Kidney Failure

Kidney Failure

Kidney failure occurs when there is a sudden or rapid loss in the function of your kidneys, where they are unable to balance fluids and electrolytes in your body and remove waste and substances as they should. Rapid is defined as less than 48 hours. There are a number of different causes of kidney failure, most of which are listed below to help you prevent this from happening.

Causes of Kidney Failure

There are a variety of medical conditions and risk factors that might lead to kidney failure. This includes having acute tubular necrosis, autoimmune kidney disease, blood clot from cholesterol, blood clotting disorders that affect the kidney’s blood vessels, decreased blood flow from a burn, dehydration, hemorrhage, injury, serious illness, surgery, or septic shock, infections that injure the kidney such as septicemia or acute pyelonephritis, pregnancy complications, or a urinary tract blockage.

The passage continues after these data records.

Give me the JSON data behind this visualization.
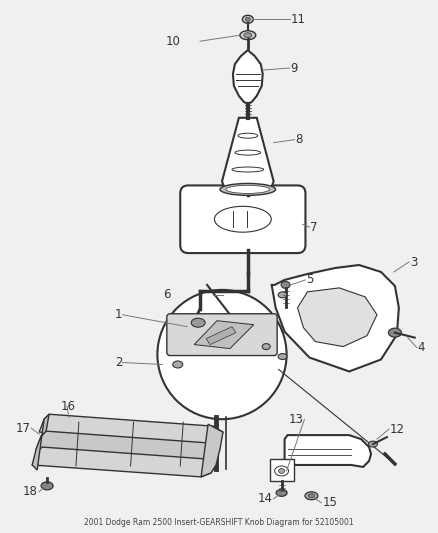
{
  "title": "2001 Dodge Ram 2500 Insert-GEARSHIFT Knob Diagram for 52105001",
  "background_color": "#f0f0f0",
  "line_color": "#333333",
  "label_color": "#333333",
  "fig_width": 4.39,
  "fig_height": 5.33,
  "dpi": 100
}
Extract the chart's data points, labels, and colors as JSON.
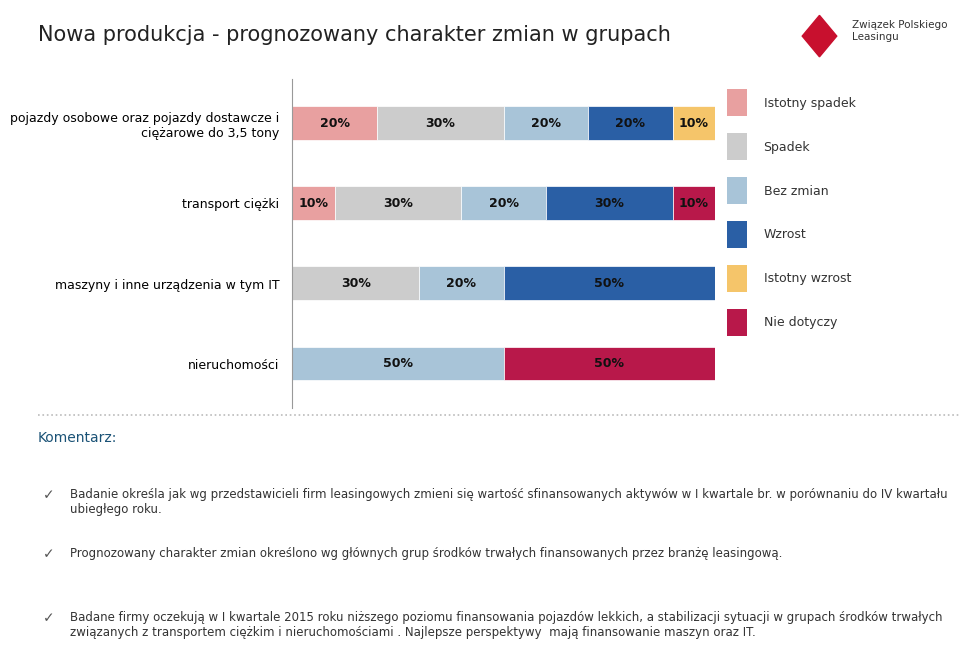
{
  "title": "Nowa produkcja - prognozowany charakter zmian w grupach",
  "categories": [
    "pojazdy osobowe oraz pojazdy dostawcze i\nciężarowe do 3,5 tony",
    "transport ciężki",
    "maszyny i inne urządzenia w tym IT",
    "nieruchomości"
  ],
  "legend_labels": [
    "Istotny spadek",
    "Spadek",
    "Bez zmian",
    "Wzrost",
    "Istotny wzrost",
    "Nie dotyczy"
  ],
  "colors": [
    "#E8A0A0",
    "#CCCCCC",
    "#A8C4D8",
    "#2A5FA5",
    "#F5C56A",
    "#B8184A"
  ],
  "data": [
    [
      20,
      30,
      20,
      20,
      10,
      0
    ],
    [
      10,
      30,
      20,
      30,
      0,
      10
    ],
    [
      0,
      30,
      20,
      50,
      0,
      0
    ],
    [
      0,
      0,
      50,
      0,
      0,
      50
    ]
  ],
  "bar_labels": [
    [
      "20%",
      "30%",
      "20%",
      "20%",
      "10%",
      ""
    ],
    [
      "10%",
      "30%",
      "20%",
      "30%",
      "",
      "10%"
    ],
    [
      "",
      "30%",
      "20%",
      "50%",
      "",
      ""
    ],
    [
      "",
      "",
      "50%",
      "",
      "",
      "50%"
    ]
  ],
  "background_color": "#FFFFFF",
  "title_fontsize": 15,
  "label_fontsize": 9,
  "category_fontsize": 9,
  "legend_fontsize": 9,
  "comment_title": "Komentarz:",
  "comment_bullets": [
    "Badanie określa jak wg przedstawicieli firm leasingowych zmieni się wartość sfinansowanych aktywów w I kwartale br. w porównaniu do IV kwartału ubiegłego roku.",
    "Prognozowany charakter zmian określono wg głównych grup środków trwałych finansowanych przez branżę leasingową.",
    "Badane firmy oczekują w I kwartale 2015 roku niższego poziomu finansowania pojazdów lekkich, a stabilizacji sytuacji w grupach środków trwałych związanych z transportem ciężkim i nieruchomościami . Najlepsze perspektywy  mają finansowanie maszyn oraz IT."
  ]
}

Symptoms of Kidney Failure

If you pay attention to your body, you will notice certain signs and symptoms pointing toward kidney failure. Signs include bloody stools, a metallic taste in the mouth, easily bruising, mood swings, decreased appetite, decreased sensation in your hands and feet, fatigue, flank pain, hand tremors, high blood pressure, nosebleeds, persistent hiccups, nausea or vomiting, prolonged bleeding, seizures, shortness of breath, slow and sluggish movements, swelling from your body retaining liquid, swelling in your feet, ankles, or legs, or urination changes such as no urine, excessive urine, or other changes.

Diagnosing Kidney Failure

For Proper diagnosis of kidney failure, your physician will first perform an examination, followed by asking you a series of questions. They will look for crackles in your lungs, abnormal heart and lung sounds, heart murmur, and look for body swelling. Tests usually ordered include a BUN, urinalysis, creatinine clearance, serum creatinine, and serum potassium. You may also have an abdominal or kidney ultrasound as well as an MRI, CT scan or X-ray to look for a blockage.

Treating Kidney Failure

The main purpose of treating kidney failure is to help your kidneys regain their normal function and prevent fluid from building up in your body. You will usually need to stay in the hospital for the first few days. This is to monitor the amount of liquid you drink and how much you urinate out. You will be given a different diet and medications to help normalize kidney function. Surgery is not needed for kidney failure unless it progresses further but you may need dialysis.